Crowley, l’homme aux deux revolvers, l’assassin, le gangster qui
ne fumait ni ne buvait, fut traqué dans l’appartement de sa belle,
dans West End Avenue.
Cent cinquante policiers l’assiégèrent dans sa cachette, au dernier
étage de l’immeuble. Perçant des trous dans le toit, ils essayèrent
de le faire sortir au moyen de gaz lacrymogènes. Puis ils
braquèrent leurs fusils sur les immeubles environnants et, pendant
plus d’une heure, ce quartier élégant de New York retentit du
claquement des coups de feu.
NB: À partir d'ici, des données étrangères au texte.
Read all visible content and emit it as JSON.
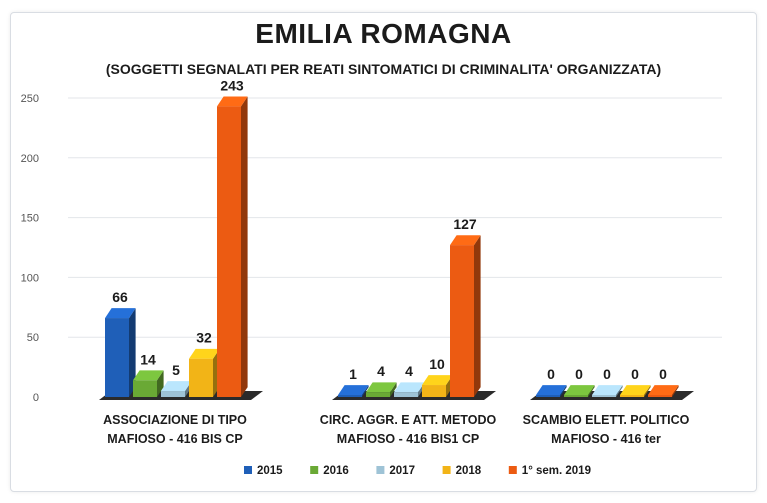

Protégé par un gros fauteuil
rembourré, Crowley tirait sans relâche sur la police. Dix mille
personnes observaient, surexcitées, la bataille. On n’avait jamais
rien vu de semblable dans les rues de New York.
Après l’avoir capturé, le chef de la police, Mulrooney, déclara:
«Cet homme est un des criminels les plus dangereux que j’ai
connus. Il tue pour rien. »
Mais lui, Crowley, comment se considérait-il ? Tandis que la
fusillade faisait rage autour de lui, il écrivait une lettre destinée à
ceux qui trouveraient son cadavre. Le sang ruisselant de ses
blessures faisait une traînée rouge sur le papier. Dans cette lettre,
il disait: «Sous ma veste bat un coeur las, mais bon, et qui ne
ferait de mal à personne. »
Peu de temps avant ces événements, Crowley se trouvait à la
campagne, près de Long Island. Tout à coup, un agent de police
s’approcha de sa voiture arrêtée et dit: « Montrez-moi votre
permis. »
Sans articuler un mot, Crowley sortit son revolver et transperça le
malheureux d’une grêle de balles. Puis il sauta de son siège, saisit
l’arme du policier et tira encore une autre balle sur son corps
inerte. Tel était l’assassin qui déclarait: « Sous ma veste bat un
coeur las, mais bon, et qui ne ferait de mal à personne. »
Crowley fut condamné à la chaise électrique. Quand il arriva à la
chambre d’exécution, à la prison de Sing Sing, vous pensez peutêtre
qu’il dit: «Voilà ma punition pour avoir tué. » Non, il
s’exclama:
«Voilà ma punition pour avoir voulu me défendre.» La morale de
cette histoire, c’est que «Two-Gun»ne se jugeait nullement
coupable.
Est-ce là une attitude extraordinaire chez un criminel ? Si tel est
votre avis, écoutez ceci
«J’ai passé les meilleures années de ma vie à donner du plaisir
et de l’amusement aux gens, et quelle a été ma récompense? Des
insultes et la vie d’un homme traqué!
C’est Al Capone qui parle ainsi. Parfaitement L’ancien ennemi
public numéro un, le plus sinistre chef de bande qui ait jamais
terrifié Chicago, ne se condamne pas. Il se considère réellement
comme un bienfaiteur public, un bienfaiteur incompris, traité avec
ingratitude.
C’est ce que disait aussi Dutch Schultz avant de s’écrouler sous les
balles des gangsters de Newark. Dutch Schultz, l’un des bandits
les plus notoires de New York, déclara, au cours d’une entrevue
avec un journaliste, qu’il était un bienfaiteur public. Et il le croyait.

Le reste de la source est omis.